Haines asks if Stephen is a believer in the narrow sense of the word. When Stephen retorts that he thinks there is only one sense of the word, Haines offers him a cigarette before agreeing with him. Haines says that he personally can't go in for the idea of a personal God, and assumes that Stephen feels the same way. He does not.
Haines thinks that Stephen is free, and that he is his own master. Stephen tells him that this is not the case, that he is the servant of Britain and of the Roman Church.
Haines understands Stephen's hard feeling, and says, "We feel in England that we have treated you rather unfairly. It seems history is to blame" (1.307).
Haines goes on that he is a Britisher and says that their current national problem is that the country might fall into the hands of German Jews.
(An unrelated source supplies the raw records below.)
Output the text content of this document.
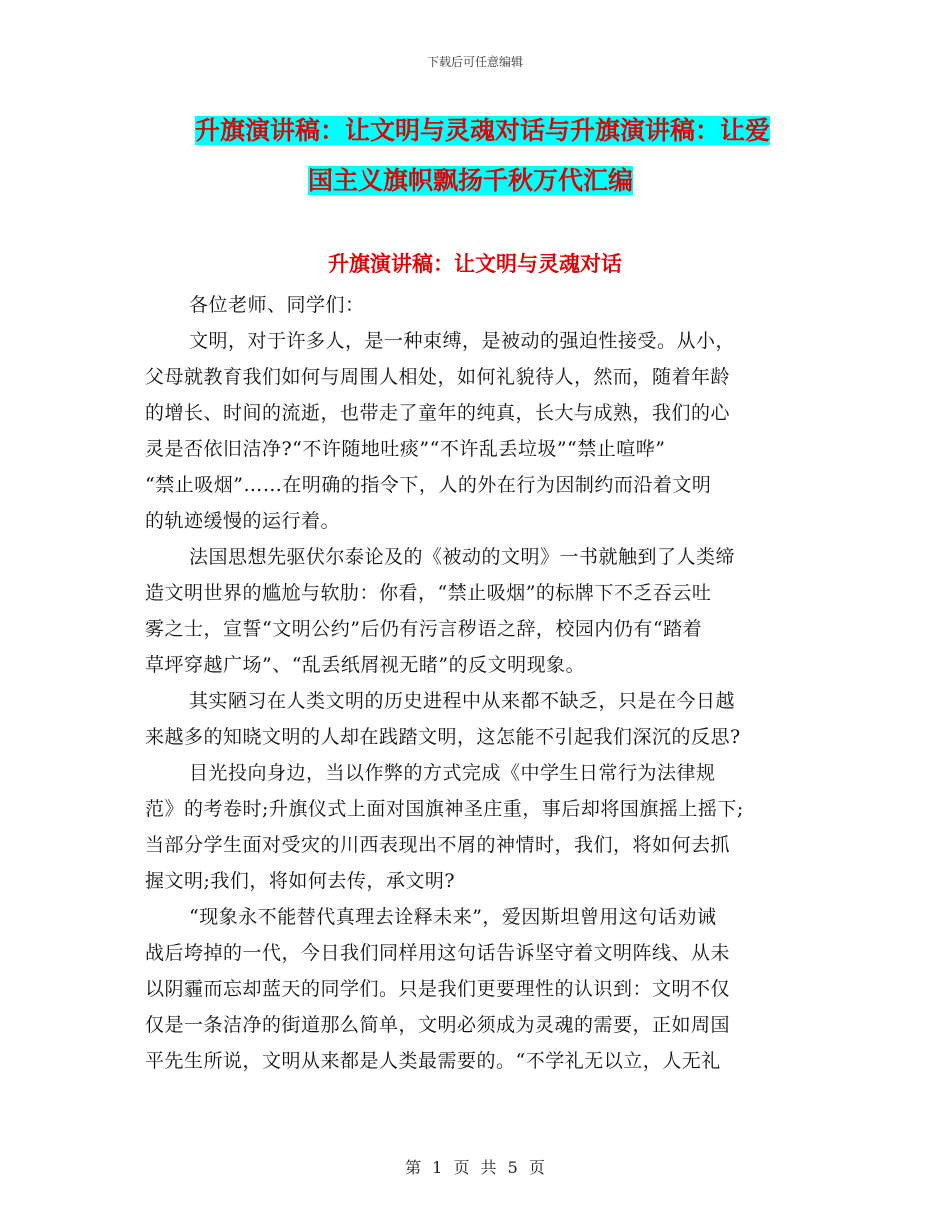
下载后可任意编辑
升旗演讲稿：让文明与灵魂对话与升旗演讲稿：让爱
国主义旗帜飘扬千秋万代汇编
升旗演讲稿：让文明与灵魂对话
各位老师、同学们：
文明，对于许多人，是一种束缚，是被动的强迫性接受。从小，
父母就教育我们如何与周围人相处，如何礼貌待人，然而，随着年龄
的增长、时间的流逝，也带走了童年的纯真，长大与成熟，我们的心
灵是否依旧洁净?“不许随地吐痰”“不许乱丢垃圾”“禁止喧哗”
“禁止吸烟”……在明确的指令下，人的外在行为因制约而沿着文明
的轨迹缓慢的运行着。
法国思想先驱伏尔泰论及的《被动的文明》一书就触到了人类缔
造文明世界的尴尬与软肋：你看，“禁止吸烟”的标牌下不乏吞云吐
雾之士，宣誓“文明公约”后仍有污言秽语之辞，校园内仍有“踏着
草坪穿越广场”、“乱丢纸屑视无睹”的反文明现象。
其实陋习在人类文明的历史进程中从来都不缺乏，只是在今日越
来越多的知晓文明的人却在践踏文明，这怎能不引起我们深沉的反思?
目光投向身边，当以作弊的方式完成《中学生日常行为法律规
范》的考卷时;升旗仪式上面对国旗神圣庄重，事后却将国旗摇上摇下;
当部分学生面对受灾的川西表现出不屑的神情时，我们，将如何去抓
握文明;我们，将如何去传，承文明?
“现象永不能替代真理去诠释未来”，爱因斯坦曾用这句话劝诫
战后垮掉的一代，今日我们同样用这句话告诉坚守着文明阵线、从未
以阴霾而忘却蓝天的同学们。只是我们更要理性的认识到：文明不仅
仅是一条洁净的街道那么简单，文明必须成为灵魂的需要，正如周国
平先生所说，文明从来都是人类最需要的。“不学礼无以立，人无礼
第 1 页 共 5 页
When Buck Mulligan asks if Haines would like to swim, he says that he's going to wait until his breakfast has settled.
As Stephen takes off, Haines says that he hopes he will see him again.
Episode 9: Scylla and Charybdis
When the librarian comes in to join the discussion between Stephen, John Eglinton, and George William Russell, he reports that Haines is very enthusiastic about Hyde's Lovesongs of Connacht and that he has gone out to the bookstore to buy it.
Later, as Stephen and Mulligan are about to leave, Stephen thinks to himself that he looks like Haines traipsing along behind Buck Mulligan.
Episode 10: The Wandering Rocks
Buck Mulligan and Haines are getting coffee.
Mulligan points out John Howard Parnell, Charles Stewart's brother, playing chess in the corner.
Mulligan tells Haines that he missed Stephen's Hamlet discussion, and Haines says Shakespeare is "the happy hunting-ground of all minds that have lost their balance" (10.582).
The onelegged sailor passes them.
Haines wonders that Stephen has such a fixed idea in his head, one so focused upon morality and a sense of destiny. He thinks that this cannot be found in the Irish myths.
Mulligan predicts that Stephen will write something in ten years, and Haines thinks that is a long way off.